In a timid performance that, were 18,000 fans inside Chase Center, would have sent boos cascading down from the nosebleed seats, the Warriors welcomed every blow in a 124-108 blasting by the revivified Atlanta Hawks.
Curry, sidelined with a bruised tailbone, was reduced to watching and wondering – before walking into the locker room to try his hand once more, speaking directly to his teammates in the aftermath of successive humiliating losses.
“When you go through tough times like this, everybody has to look themselves in the mirror,” Kevon Looney said. “Steph gave us some good words in the locker room.”
Curry’s message, according to Looney, was for everybody to check themselves, their dedication, their determination, their effort. In short, probe for the heartbeat.
“It’s been a lot of ups and downs this year,” Looney said, “so he’s done a lot more talking than in years in the past. It’s good to hear his voice because he’s a calming factor for us on the court. He hasn’t been there to give us that direction.”
The Warriors were a mess on defense Thursday night, with the Kings shooting 60.6 percent through the first three quarters, the only ones that mattered, and leading by as much as 24. It was no better on Friday, with Atlanta shooting 65 percent in the first half, the only half that mattered, and building leads as large as, yes, 24.
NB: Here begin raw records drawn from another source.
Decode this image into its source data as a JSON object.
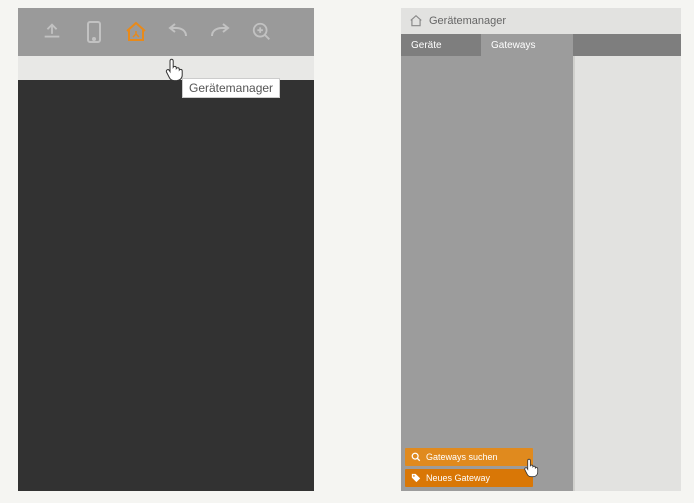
{
  "left": {
    "tooltip": "Gerätemanager",
    "icons": {
      "upload": "upload-icon",
      "mobile": "mobile-icon",
      "house": "house-icon",
      "undo": "undo-icon",
      "redo": "redo-icon",
      "zoom": "zoom-in-icon"
    }
  },
  "right": {
    "title": "Gerätemanager",
    "tabs": {
      "devices": "Geräte",
      "gateways": "Gateways"
    },
    "actions": {
      "search": "Gateways suchen",
      "new": "Neues Gateway"
    }
  }
}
Like the Kings one night earlier, the Hawks were laughing their way through the fourth quarter, perhaps because they were comfortable in the belief that no one would make much of an effort to stop them.
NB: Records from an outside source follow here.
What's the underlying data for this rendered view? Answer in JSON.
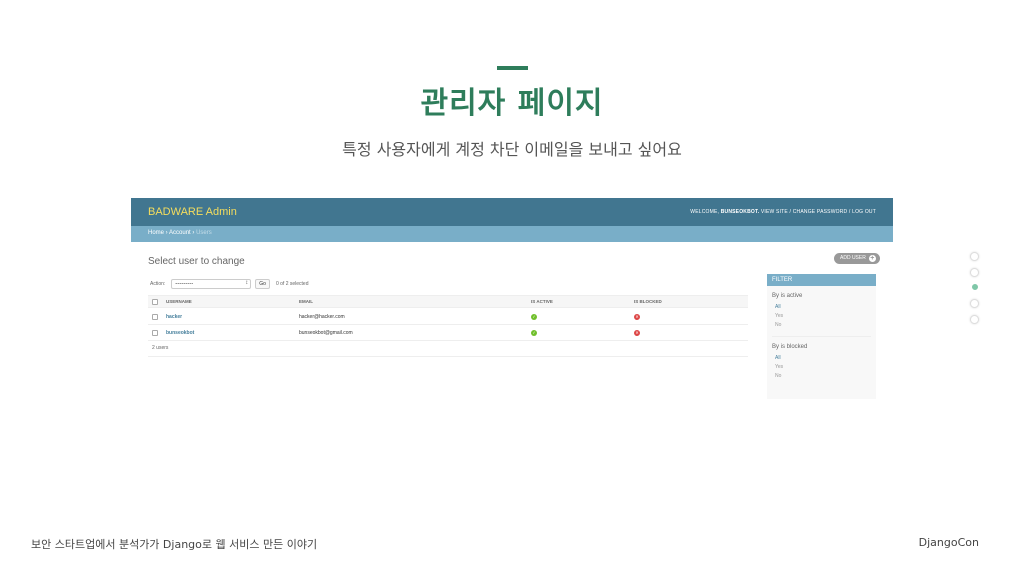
{
  "slide": {
    "title": "관리자 페이지",
    "subtitle": "특정 사용자에게 계정 차단 이메일을 보내고 싶어요",
    "footer_left": "보안 스타트업에서 분석가가 Django로 웹 서비스 만든 이야기",
    "footer_right": "DjangoCon",
    "accent_color": "#2e7d5b",
    "nav_dots": 5,
    "active_dot": 3
  },
  "admin": {
    "brand": "BADWARE Admin",
    "user_tools": {
      "welcome": "WELCOME,",
      "username": "BUNSEOKBOT.",
      "links": "VIEW SITE / CHANGE PASSWORD / LOG OUT"
    },
    "breadcrumbs": {
      "home": "Home",
      "sep": " › ",
      "app": "Account",
      "current": "Users"
    },
    "page_heading": "Select user to change",
    "add_button": "ADD USER",
    "actions": {
      "label": "Action:",
      "select_value": "---------",
      "go": "Go",
      "counter": "0 of 2 selected"
    },
    "table": {
      "headers": [
        "USERNAME",
        "EMAIL",
        "IS ACTIVE",
        "IS BLOCKED"
      ],
      "rows": [
        {
          "username": "hacker",
          "email": "hacker@hacker.com",
          "is_active": "yes",
          "is_blocked": "no"
        },
        {
          "username": "bunseokbot",
          "email": "bunseokbot@gmail.com",
          "is_active": "yes",
          "is_blocked": "no"
        }
      ]
    },
    "paginator": "2 users",
    "filter": {
      "title": "FILTER",
      "groups": [
        {
          "title": "By is active",
          "options": [
            "All",
            "Yes",
            "No"
          ],
          "selected": "All"
        },
        {
          "title": "By is blocked",
          "options": [
            "All",
            "Yes",
            "No"
          ],
          "selected": "All"
        }
      ]
    },
    "colors": {
      "header_bg": "#417690",
      "brand": "#f5dd5d",
      "breadcrumb_bg": "#79aec8",
      "link": "#447e9b",
      "active_icon": "#70bf2b",
      "blocked_icon": "#dd4646"
    }
  }
}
Different team, same story.
“We're going to have to climb out of the hole and the only way you do that is by fighting,” coach Steve Kerr said. “They've got to have a little more confidence as a group. And they're going to have to fight their way out of it together. But I'm confident that that will happen.”
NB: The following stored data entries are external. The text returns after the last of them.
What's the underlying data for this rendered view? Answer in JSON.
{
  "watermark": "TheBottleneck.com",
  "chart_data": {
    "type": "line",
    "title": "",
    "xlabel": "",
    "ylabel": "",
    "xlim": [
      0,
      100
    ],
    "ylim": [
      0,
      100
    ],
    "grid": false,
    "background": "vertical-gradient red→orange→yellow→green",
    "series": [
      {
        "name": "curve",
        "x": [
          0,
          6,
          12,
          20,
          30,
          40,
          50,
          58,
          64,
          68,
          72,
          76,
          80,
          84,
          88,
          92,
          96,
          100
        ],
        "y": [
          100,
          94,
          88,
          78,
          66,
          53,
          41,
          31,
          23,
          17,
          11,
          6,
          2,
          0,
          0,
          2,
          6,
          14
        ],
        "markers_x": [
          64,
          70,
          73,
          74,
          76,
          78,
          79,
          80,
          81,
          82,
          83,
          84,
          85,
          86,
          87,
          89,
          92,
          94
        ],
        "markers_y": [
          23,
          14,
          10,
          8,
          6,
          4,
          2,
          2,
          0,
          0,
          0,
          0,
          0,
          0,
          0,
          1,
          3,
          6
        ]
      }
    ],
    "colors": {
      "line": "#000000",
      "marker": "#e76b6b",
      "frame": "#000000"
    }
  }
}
Of course, he’s the coach. He has to be the last man to lose faith.
But there is reason for his belief. The Warriors of late last week, after the tongue-lashing administered by Curry, were active and engaged and full of chatter on the court. They won in Houston with Curry, split two games in Memphis without him and lost – but represented – to the potent 76ers on Tuesday.
The Warriors of Thursday and Friday were indifferent on defense. Flat-footed. Watching instead of acting. Standing instead of moving. Being outhustled, outsmarted and outfought. There was an outbreak of lazy fundamentals, mental gaffes and detail lapses.
“I think that we are falling into a little hole of not competing,” rookie reserve guard Nico Mannion said.
The losing streak is up to four, tying their longest of the season. Curry is not expected to suit up when the Warriors return to the court on Monday, so it’ll be up to those who heard his words.
“We’ve got to find it within ourselves to find ourselves and win some games,” Wiggins said. “Steph being out is huge. You can’t replace Steph. No matter what you do, you can’t replace him.
“But we still have enough talent on this team to win, and at least compete.”
That’s true, even if there was almost no evidence of it the last two nights.